I wonder if this event could get revived. Not as a regular event, but as a special event maybe just once a year. With a proper site and plenty of time for training. At least a week-long deal, with lots of practice and even coaching. Thinking of initially just for Open Men and Open Women. FYI, the ski flying records are 312' men and 228' women. An interesting comparison is with standard jumping and snow ski flying. Waterski Mens jump record: 254'. Snow ski flying record: 253.5 meters. Now, if we could only find a lake with a hill in it.
1
Comments
Slap a blower on a 6.2 and I think you would be good to go.
Be interesting to see if there are many mumpers out there intrigued by this.
When we started the program sometime in 97 I installed a Python 502 in a bubble butt. did three more in 98. Then in 99 Ford Marine and PCM teamed up and provided us with 2 Metric 5.4 Lightning engines we ran those for three seasons until in 2002 we ran supercharged 6.0 LS engines till the end of the ski fly run.
Plenty of supercharged LS marine products and even some natural aspirated high HP marine applicable power plants that would suite the purpose..
Drive it by hand!
That said, after a little reflection, it's important to balance this against some rationalism:
1. How does this work for the jumpers? once or twice a year we'd like to change the specific conditions you train for in your already-incredibly-dangerous sport. We'd like to make it even more dangerous, and practice for this once-or-twice-a-year thrill-fest requires you to find a specially-built ramp.
2. Yes, waterskiing needs some innovative ideas to grow the sport and build excitement. That said, if you're not a hardcore skier, e.g. a new spectator... is it really that much more exciting to see a guy go 304' vs 254'? It's already an incredibly exciting sport to watch. Except to a few of us, I'm not sure it adds much.

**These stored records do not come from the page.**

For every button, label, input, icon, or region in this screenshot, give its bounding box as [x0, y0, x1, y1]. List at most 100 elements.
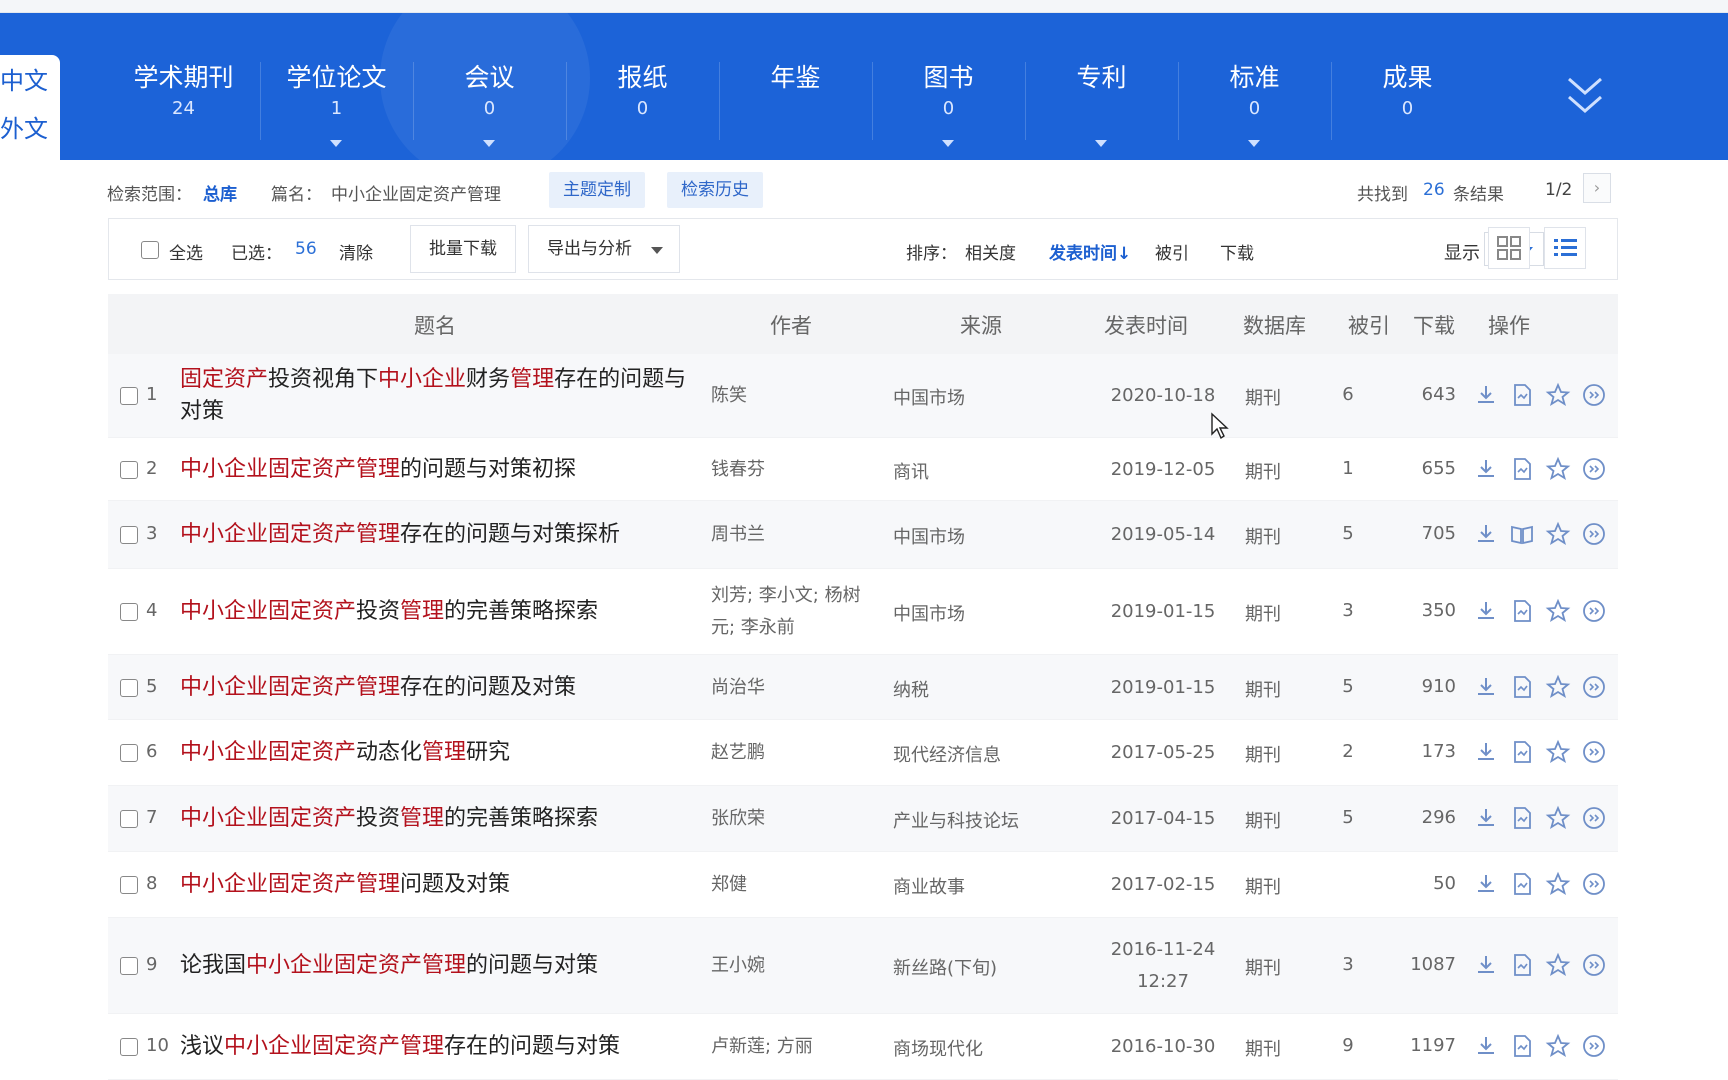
- row-author[interactable]: 周书兰: [711, 519, 876, 551]
- row-author[interactable]: 郑健: [711, 869, 876, 901]
- clear-button[interactable]: 清除: [339, 239, 373, 264]
- row-title-link[interactable]: 浅议中小企业固定资产管理存在的问题与对策: [180, 1031, 700, 1063]
- row-checkbox[interactable]: [120, 603, 138, 621]
- tab-4[interactable]: 年鉴: [719, 58, 872, 148]
- row-checkbox[interactable]: [120, 387, 138, 405]
- html-read-icon[interactable]: [1509, 598, 1535, 624]
- download-icon[interactable]: [1473, 674, 1499, 700]
- row-author[interactable]: 尚治华: [711, 672, 876, 704]
- row-source[interactable]: 现代经济信息: [893, 741, 1073, 767]
- export-analysis-button[interactable]: 导出与分析: [528, 225, 680, 273]
- grid-view-button[interactable]: [1488, 227, 1530, 269]
- download-icon[interactable]: [1473, 382, 1499, 408]
- row-checkbox[interactable]: [120, 678, 138, 697]
- cite-quote-icon[interactable]: [1581, 1033, 1607, 1059]
- html-read-icon[interactable]: [1509, 952, 1535, 978]
- row-checkbox[interactable]: [120, 1038, 138, 1056]
- row-checkbox[interactable]: [120, 460, 138, 479]
- download-icon[interactable]: [1473, 952, 1499, 978]
- html-read-icon[interactable]: [1509, 674, 1535, 700]
- cite-quote-icon[interactable]: [1581, 952, 1607, 978]
- favorite-star-icon[interactable]: [1545, 805, 1571, 831]
- list-view-button[interactable]: [1544, 227, 1586, 269]
- row-title-link[interactable]: 中小企业固定资产管理存在的问题及对策: [180, 672, 700, 704]
- cite-quote-icon[interactable]: [1581, 674, 1607, 700]
- sort-publish-date[interactable]: 发表时间↓: [1049, 239, 1131, 264]
- row-source[interactable]: 纳税: [893, 676, 1073, 702]
- row-title-link[interactable]: 中小企业固定资产动态化管理研究: [180, 737, 700, 769]
- html-read-icon[interactable]: [1509, 805, 1535, 831]
- row-source[interactable]: 中国市场: [893, 384, 1073, 410]
- tab-1[interactable]: 学位论文 1: [260, 58, 413, 148]
- cite-quote-icon[interactable]: [1581, 598, 1607, 624]
- row-author[interactable]: 赵艺鹏: [711, 737, 876, 769]
- download-icon[interactable]: [1473, 805, 1499, 831]
- row-title-link[interactable]: 中小企业固定资产投资管理的完善策略探索: [180, 803, 700, 835]
- html-read-icon[interactable]: [1509, 382, 1535, 408]
- tab-5[interactable]: 图书 0: [872, 58, 1025, 148]
- batch-download-button[interactable]: 批量下载: [410, 225, 516, 273]
- search-history-button[interactable]: 检索历史: [667, 172, 763, 208]
- html-read-icon[interactable]: [1509, 871, 1535, 897]
- favorite-star-icon[interactable]: [1545, 521, 1571, 547]
- row-author[interactable]: 钱春芬: [711, 454, 876, 486]
- tab-3[interactable]: 报纸 0: [566, 58, 719, 148]
- sort-cited[interactable]: 被引: [1155, 239, 1189, 264]
- favorite-star-icon[interactable]: [1545, 598, 1571, 624]
- row-checkbox[interactable]: [120, 744, 138, 762]
- html-read-icon[interactable]: [1509, 1033, 1535, 1059]
- html-read-icon[interactable]: [1509, 456, 1535, 482]
- row-source[interactable]: 商场现代化: [893, 1035, 1073, 1061]
- row-title-link[interactable]: 固定资产投资视角下中小企业财务管理存在的问题与对策: [180, 364, 700, 428]
- download-icon[interactable]: [1473, 1033, 1499, 1059]
- row-title-link[interactable]: 中小企业固定资产管理的问题与对策初探: [180, 454, 700, 486]
- topic-customize-button[interactable]: 主题定制: [549, 172, 645, 208]
- next-page-button[interactable]: ›: [1583, 173, 1611, 203]
- html-read-icon[interactable]: [1509, 739, 1535, 765]
- scope-value[interactable]: 总库: [203, 180, 237, 205]
- row-title-link[interactable]: 中小企业固定资产投资管理的完善策略探索: [180, 596, 700, 628]
- sort-download[interactable]: 下载: [1220, 239, 1254, 264]
- favorite-star-icon[interactable]: [1545, 871, 1571, 897]
- tab-0[interactable]: 学术期刊 24: [107, 58, 260, 148]
- download-icon[interactable]: [1473, 521, 1499, 547]
- language-chinese[interactable]: 中文: [0, 61, 48, 96]
- row-source[interactable]: 中国市场: [893, 523, 1073, 549]
- row-author[interactable]: 卢新莲; 方丽: [711, 1031, 876, 1063]
- row-source[interactable]: 产业与科技论坛: [893, 807, 1073, 833]
- tab-8[interactable]: 成果 0: [1331, 58, 1484, 148]
- row-author[interactable]: 陈笑: [711, 380, 876, 412]
- favorite-star-icon[interactable]: [1545, 382, 1571, 408]
- download-icon[interactable]: [1473, 871, 1499, 897]
- download-icon[interactable]: [1473, 739, 1499, 765]
- row-author[interactable]: 刘芳; 李小文; 杨树元; 李永前: [711, 580, 876, 644]
- tab-6[interactable]: 专利: [1025, 58, 1178, 148]
- row-source[interactable]: 商业故事: [893, 873, 1073, 899]
- expand-chevron-icon[interactable]: [1565, 75, 1605, 119]
- cite-quote-icon[interactable]: [1581, 456, 1607, 482]
- row-checkbox[interactable]: [120, 876, 138, 894]
- cite-quote-icon[interactable]: [1581, 382, 1607, 408]
- language-foreign[interactable]: 外文: [0, 109, 48, 144]
- row-checkbox[interactable]: [120, 810, 138, 828]
- book-read-icon[interactable]: [1509, 521, 1535, 547]
- cite-quote-icon[interactable]: [1581, 739, 1607, 765]
- download-icon[interactable]: [1473, 598, 1499, 624]
- row-title-link[interactable]: 中小企业固定资产管理存在的问题与对策探析: [180, 519, 700, 551]
- favorite-star-icon[interactable]: [1545, 456, 1571, 482]
- select-all-checkbox[interactable]: [141, 241, 159, 259]
- favorite-star-icon[interactable]: [1545, 952, 1571, 978]
- favorite-star-icon[interactable]: [1545, 674, 1571, 700]
- row-source[interactable]: 商讯: [893, 458, 1073, 484]
- cite-quote-icon[interactable]: [1581, 521, 1607, 547]
- favorite-star-icon[interactable]: [1545, 1033, 1571, 1059]
- row-title-link[interactable]: 论我国中小企业固定资产管理的问题与对策: [180, 950, 700, 982]
- sort-relevance[interactable]: 相关度: [965, 239, 1016, 264]
- tab-2[interactable]: 会议 0: [413, 58, 566, 148]
- row-title-link[interactable]: 中小企业固定资产管理问题及对策: [180, 869, 700, 901]
- cite-quote-icon[interactable]: [1581, 871, 1607, 897]
- favorite-star-icon[interactable]: [1545, 739, 1571, 765]
- tab-7[interactable]: 标准 0: [1178, 58, 1331, 148]
- row-author[interactable]: 王小婉: [711, 950, 876, 982]
- row-checkbox[interactable]: [120, 957, 138, 975]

Imagine once a year, there was a NASCAR race with the usual drivers, but they have to bring a rocket-powered car with skinny tires. It would be really interesting to some die hard fans, not particularly interesting to others, arguably financially silly, but above all... irresponsibly dangerous. NASCAR is exciting enough. You don't need to work harder to set the athletes up for failure.

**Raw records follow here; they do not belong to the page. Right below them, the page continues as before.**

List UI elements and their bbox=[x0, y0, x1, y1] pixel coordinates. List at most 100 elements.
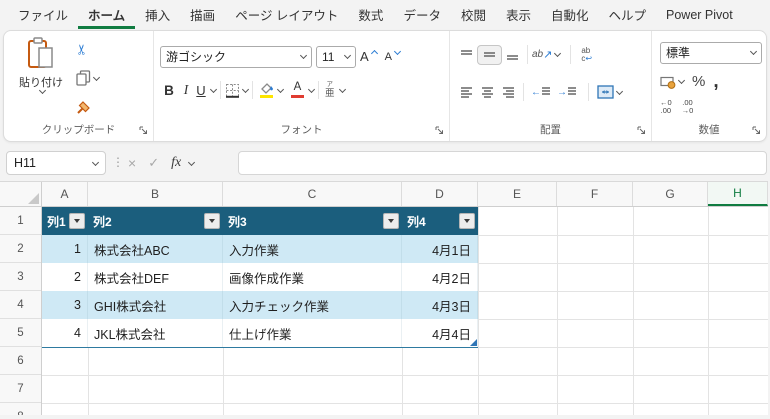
column-header-f[interactable]: F bbox=[557, 182, 633, 206]
paste-button[interactable]: 貼り付け bbox=[14, 37, 68, 119]
column-header-a[interactable]: A bbox=[42, 182, 88, 206]
row-header-4[interactable]: 4 bbox=[0, 291, 41, 319]
menu-tab-review[interactable]: 校閲 bbox=[451, 0, 496, 29]
menu-tab-insert[interactable]: 挿入 bbox=[135, 0, 180, 29]
bold-button[interactable]: B bbox=[160, 83, 178, 98]
column-header-e[interactable]: E bbox=[478, 182, 557, 206]
menu-tab-home[interactable]: ホーム bbox=[78, 0, 136, 29]
menu-tab-formulas[interactable]: 数式 bbox=[348, 0, 393, 29]
comma-style-button[interactable]: , bbox=[713, 71, 718, 91]
merge-center-button[interactable] bbox=[597, 85, 614, 99]
row-header-6[interactable]: 6 bbox=[0, 347, 41, 375]
table-resize-handle[interactable] bbox=[470, 339, 477, 346]
table-cell[interactable]: 1 bbox=[42, 235, 88, 263]
table-cell[interactable]: 4月4日 bbox=[402, 319, 478, 347]
menu-tab-view[interactable]: 表示 bbox=[496, 0, 541, 29]
orientation-button[interactable]: ab ↗ bbox=[532, 48, 552, 61]
font-color-button[interactable]: A bbox=[289, 82, 306, 98]
table-cell[interactable]: 3 bbox=[42, 291, 88, 319]
menu-tab-help[interactable]: ヘルプ bbox=[599, 0, 657, 29]
copy-button[interactable] bbox=[76, 68, 101, 88]
table-cell[interactable]: 入力チェック作業 bbox=[223, 291, 402, 319]
row-header-5[interactable]: 5 bbox=[0, 319, 41, 347]
menu-tab-draw[interactable]: 描画 bbox=[180, 0, 225, 29]
phonetic-dropdown-icon[interactable] bbox=[338, 85, 346, 93]
font-color-dropdown-icon[interactable] bbox=[307, 85, 316, 93]
row-header-1[interactable]: 1 bbox=[0, 207, 41, 235]
alignment-dialog-launcher-icon[interactable] bbox=[637, 126, 646, 135]
name-box[interactable]: H11 bbox=[6, 151, 106, 175]
filter-button-col2[interactable] bbox=[204, 213, 220, 229]
align-left-button[interactable] bbox=[456, 84, 477, 100]
row-header-7[interactable]: 7 bbox=[0, 375, 41, 403]
menu-tab-file[interactable]: ファイル bbox=[8, 0, 78, 29]
table-cell[interactable]: 4月2日 bbox=[402, 263, 478, 291]
borders-button[interactable] bbox=[225, 83, 240, 98]
merge-center-dropdown-icon[interactable] bbox=[615, 87, 624, 95]
table-cell[interactable]: 株式会社DEF bbox=[88, 263, 223, 291]
fill-color-button[interactable] bbox=[257, 82, 275, 98]
decrease-decimal-button[interactable]: .00 →0 bbox=[682, 98, 694, 116]
table-cell[interactable]: 株式会社ABC bbox=[88, 235, 223, 263]
align-top-button[interactable] bbox=[456, 47, 477, 63]
column-header-b[interactable]: B bbox=[88, 182, 223, 206]
table-cell[interactable]: 4月1日 bbox=[402, 235, 478, 263]
filter-button-col3[interactable] bbox=[383, 213, 399, 229]
table-cell[interactable]: 画像作成作業 bbox=[223, 263, 402, 291]
italic-button[interactable]: I bbox=[178, 82, 194, 98]
font-size-combo[interactable]: 11 bbox=[316, 45, 356, 68]
insert-function-button[interactable]: fx bbox=[171, 155, 181, 171]
column-header-g[interactable]: G bbox=[633, 182, 708, 206]
menu-tab-page-layout[interactable]: ページ レイアウト bbox=[225, 0, 348, 29]
increase-indent-button[interactable]: → bbox=[554, 87, 580, 98]
filter-button-col4[interactable] bbox=[459, 213, 475, 229]
table-cell[interactable]: GHI株式会社 bbox=[88, 291, 223, 319]
table-cell[interactable]: JKL株式会社 bbox=[88, 319, 223, 347]
align-bottom-button[interactable] bbox=[502, 47, 523, 63]
table-cell[interactable]: 4月3日 bbox=[402, 291, 478, 319]
decrease-indent-button[interactable]: ← bbox=[528, 87, 554, 98]
table-header-col3[interactable]: 列3 bbox=[223, 207, 402, 235]
table-header-col2[interactable]: 列2 bbox=[88, 207, 223, 235]
table-header-col4[interactable]: 列4 bbox=[402, 207, 478, 235]
font-name-combo[interactable]: 游ゴシック bbox=[160, 45, 312, 68]
underline-button[interactable]: U bbox=[194, 83, 208, 98]
align-center-button[interactable] bbox=[477, 84, 498, 100]
column-header-d[interactable]: D bbox=[402, 182, 478, 206]
filter-button-col1[interactable] bbox=[69, 213, 85, 229]
shrink-font-button[interactable]: A bbox=[381, 47, 404, 63]
table-cell[interactable]: 仕上げ作業 bbox=[223, 319, 402, 347]
align-right-button[interactable] bbox=[498, 84, 519, 100]
cancel-button[interactable]: × bbox=[128, 155, 136, 171]
enter-button[interactable]: ✓ bbox=[148, 155, 159, 171]
menu-tab-data[interactable]: データ bbox=[393, 0, 451, 29]
orientation-dropdown-icon[interactable] bbox=[554, 49, 562, 58]
formula-input[interactable] bbox=[238, 151, 767, 175]
column-header-c[interactable]: C bbox=[223, 182, 402, 206]
underline-dropdown-icon[interactable] bbox=[209, 85, 218, 93]
table-cell[interactable]: 入力作業 bbox=[223, 235, 402, 263]
percent-style-button[interactable]: % bbox=[692, 73, 705, 90]
increase-decimal-button[interactable]: ←0 .00 bbox=[660, 98, 672, 116]
table-cell[interactable]: 2 bbox=[42, 263, 88, 291]
insert-function-dropdown-icon[interactable] bbox=[188, 158, 196, 166]
fill-color-dropdown-icon[interactable] bbox=[276, 85, 285, 93]
font-dialog-launcher-icon[interactable] bbox=[435, 126, 444, 135]
wrap-text-button[interactable]: ab c↩ bbox=[581, 46, 592, 63]
row-header-3[interactable]: 3 bbox=[0, 263, 41, 291]
table-cell[interactable]: 4 bbox=[42, 319, 88, 347]
copy-dropdown-icon[interactable] bbox=[92, 73, 101, 81]
borders-dropdown-icon[interactable] bbox=[241, 85, 250, 93]
table-header-col1[interactable]: 列1 bbox=[42, 207, 88, 235]
number-dialog-launcher-icon[interactable] bbox=[752, 126, 761, 135]
column-header-h-selected[interactable]: H bbox=[708, 182, 768, 206]
format-painter-button[interactable] bbox=[76, 97, 99, 117]
accounting-format-button[interactable] bbox=[660, 75, 686, 89]
phonetic-guide-button[interactable]: ア 亜 bbox=[323, 81, 337, 98]
menu-tab-power-pivot[interactable]: Power Pivot bbox=[656, 0, 743, 29]
cut-button[interactable]: ✂ bbox=[73, 39, 99, 59]
select-all-button[interactable] bbox=[0, 182, 42, 206]
grow-font-button[interactable]: A bbox=[356, 49, 381, 64]
align-middle-button[interactable] bbox=[477, 44, 502, 65]
row-header-2[interactable]: 2 bbox=[0, 235, 41, 263]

@andjules : NASCAR actually does it 4 times a year - Daytona and Talladega, that is where the term 'the big one' comes from which usually takes out about 25% of the field.
50 mph is usually kind of a special prop for these boats even to reach it footing.

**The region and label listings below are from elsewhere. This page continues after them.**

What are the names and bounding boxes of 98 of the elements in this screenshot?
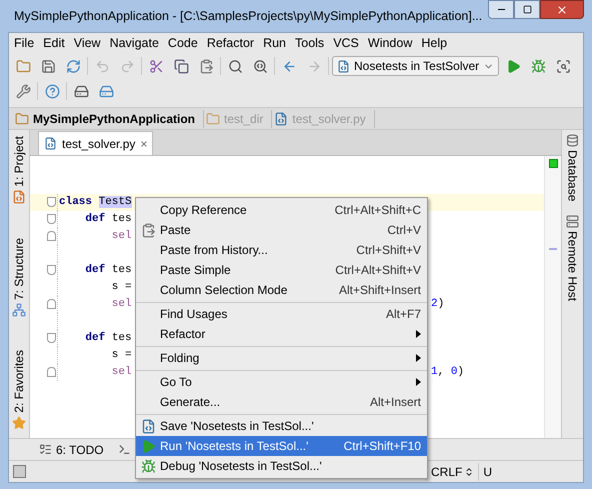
paste-icon — [140, 222, 156, 238]
tool-window-tab[interactable]: Remote Host — [564, 215, 582, 302]
window-title: MySimplePythonApplication - [C:\SamplesProjects\py\MySimplePythonApplication]... — [14, 8, 482, 25]
fold-marker-icon[interactable] — [47, 299, 56, 309]
menu-item-label: Generate... — [160, 394, 220, 411]
menu-item[interactable]: File — [14, 34, 34, 52]
close-button[interactable] — [540, 0, 584, 19]
menu-item-label: Run 'Nosetests in TestSol...' — [160, 438, 308, 455]
fold-marker-icon[interactable] — [47, 265, 56, 275]
tool-window-tab[interactable]: Database — [564, 134, 582, 202]
context-menu-item[interactable]: Generate... Alt+Insert — [136, 392, 427, 412]
context-menu-item[interactable]: Paste Simple Ctrl+Alt+Shift+V — [136, 260, 427, 280]
context-menu-item[interactable]: Save 'Nosetests in TestSol...' — [136, 416, 427, 436]
code-line: s = — [110, 348, 132, 364]
menu-item[interactable]: Window — [368, 34, 412, 52]
code-line: sel — [110, 297, 132, 312]
terminal-icon[interactable] — [118, 443, 131, 456]
menu-item-label: Paste — [160, 222, 191, 239]
menu-item-label: Paste from History... — [160, 242, 268, 259]
menu-item[interactable]: Tools — [295, 34, 324, 52]
menu-item[interactable]: Navigate — [110, 34, 159, 52]
fold-marker-icon[interactable] — [47, 197, 56, 207]
encoding-selector[interactable]: U — [478, 462, 496, 480]
code-line: sel — [110, 365, 132, 380]
context-menu-item[interactable]: Column Selection Mode Alt+Shift+Insert — [136, 280, 427, 300]
submenu-arrow-icon — [416, 378, 421, 386]
tool-window-tab[interactable]: 7: Structure — [10, 238, 28, 317]
code-line: class TestS — [59, 195, 132, 210]
shortcut-label: Alt+F7 — [386, 306, 421, 323]
todo-icon — [39, 443, 52, 456]
fold-marker-icon[interactable] — [47, 214, 56, 224]
shortcut-label: Ctrl+Shift+V — [356, 242, 421, 259]
close-icon — [556, 4, 568, 16]
editor-tab[interactable]: test_solver.py × — [38, 131, 154, 155]
menu-item[interactable]: Help — [421, 34, 448, 52]
maximize-icon — [522, 5, 532, 14]
shortcut-label: Ctrl+Shift+F10 — [344, 438, 421, 455]
submenu-arrow-icon — [416, 354, 421, 362]
maximize-button[interactable] — [514, 0, 540, 19]
status-indicator-icon — [548, 159, 558, 168]
tab-label: test_solver.py — [62, 136, 136, 152]
code-line: sel — [110, 229, 132, 244]
context-menu-item[interactable]: Go To — [136, 372, 427, 392]
context-menu-item[interactable]: Refactor — [136, 324, 427, 344]
code-fragment: 2) — [431, 297, 444, 312]
menu-item-label: Find Usages — [160, 306, 228, 323]
code-fragment: 1, 0) — [431, 365, 464, 380]
database-icon — [566, 134, 579, 147]
shortcut-label: Alt+Insert — [370, 394, 421, 411]
bug-icon — [140, 458, 156, 474]
run-configuration-dropdown[interactable]: Nosetests in TestSolver — [332, 56, 500, 76]
shortcut-label: Ctrl+V — [387, 222, 421, 239]
menu-item-label: Go To — [160, 374, 192, 391]
menu-item-label: Debug 'Nosetests in TestSol...' — [160, 458, 322, 475]
folder-icon — [15, 112, 29, 126]
menu-item[interactable]: Edit — [43, 34, 65, 52]
menu-item[interactable]: Refactor — [206, 34, 254, 52]
up-down-icon — [464, 466, 474, 476]
fold-marker-icon[interactable] — [47, 231, 56, 241]
menu-item-label: Paste Simple — [160, 262, 231, 279]
structure-icon — [12, 302, 26, 317]
tool-window-tab[interactable]: 1: Project — [10, 136, 28, 204]
shortcut-label: Alt+Shift+Insert — [338, 282, 421, 299]
menu-item[interactable]: Run — [263, 34, 286, 52]
code-line: s = — [110, 280, 132, 296]
line-separator-label: CRLF — [431, 464, 462, 480]
code-line: def tes — [84, 262, 132, 278]
fold-marker-icon[interactable] — [47, 333, 56, 343]
tool-window-tab[interactable]: 2: Favorites — [10, 350, 28, 430]
context-menu-item[interactable]: Copy Reference Ctrl+Alt+Shift+C — [136, 200, 427, 220]
submenu-arrow-icon — [416, 330, 421, 338]
star-icon — [12, 416, 26, 430]
context-menu-item[interactable]: Find Usages Alt+F7 — [136, 304, 427, 324]
context-menu-item[interactable]: Folding — [136, 348, 427, 368]
code-line: def tes — [84, 330, 132, 346]
folder-icon — [206, 112, 220, 126]
fold-marker-icon[interactable] — [47, 367, 56, 377]
context-menu-item[interactable]: Paste from History... Ctrl+Shift+V — [136, 240, 427, 260]
context-menu-item[interactable]: Debug 'Nosetests in TestSol...' — [136, 456, 427, 476]
server-icon — [566, 215, 579, 228]
code-line: def tes — [84, 212, 132, 228]
breadcrumb[interactable]: MySimplePythonApplication — [15, 110, 204, 128]
menu-item-label: Refactor — [160, 326, 206, 343]
menu-item-label: Save 'Nosetests in TestSol...' — [160, 418, 314, 435]
menu-item[interactable]: VCS — [333, 34, 359, 52]
menu-item[interactable]: Code — [168, 34, 198, 52]
menu-item-label: Column Selection Mode — [160, 282, 288, 299]
play-icon — [140, 438, 156, 454]
tool-window-tab[interactable]: 6: TODO — [39, 440, 104, 458]
marker-icon — [549, 248, 557, 250]
menu-item-label: Folding — [160, 350, 200, 367]
close-tab-button[interactable]: × — [140, 134, 148, 152]
context-menu-item[interactable]: Paste Ctrl+V — [136, 220, 427, 240]
context-menu-item[interactable]: Run 'Nosetests in TestSol...' Ctrl+Shift+F10 — [136, 436, 427, 456]
shortcut-label: Ctrl+Alt+Shift+C — [334, 202, 421, 219]
menu-item[interactable]: View — [74, 34, 101, 52]
shortcut-label: Ctrl+Alt+Shift+V — [335, 262, 421, 279]
menu-item-label: Copy Reference — [160, 202, 247, 219]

@Edbrazil I believe they let the boat go full throttle after the ramp for skifly at throwdown
ski fly boat!!
Not a mechanic but I play one at home
Boats and ramps could be built but at 45mph, 90' spectra ropes and massive cuts the falls will be horrendous. I love jumping, can't do it anymore given my back and knees, but like slalom the thrill is in the competition and not necessarily in the distance or buoy count.
If you don't get a chill seeing someone jump 200+ @35 off a 6' ramp then I don't think you appreciate the skill, danger and dedication of the athletes doing it.
One of the big advantages was, and again this is just from memory, was the angle was reduced for the ski fly ramp vs the traditional at 6'. Much easier on the knees.
It was an interesting experiment and I believe they even did it at the Masters one year.
All I can say is just because you can doesn't mean you should. The falls in Open division jumping are vicious. Add speed, add height, 90" skis, thin margins for error. Late cut, wind gust, any one of a million variables and big injuries can happen. My personal opinion is I just don't see the need.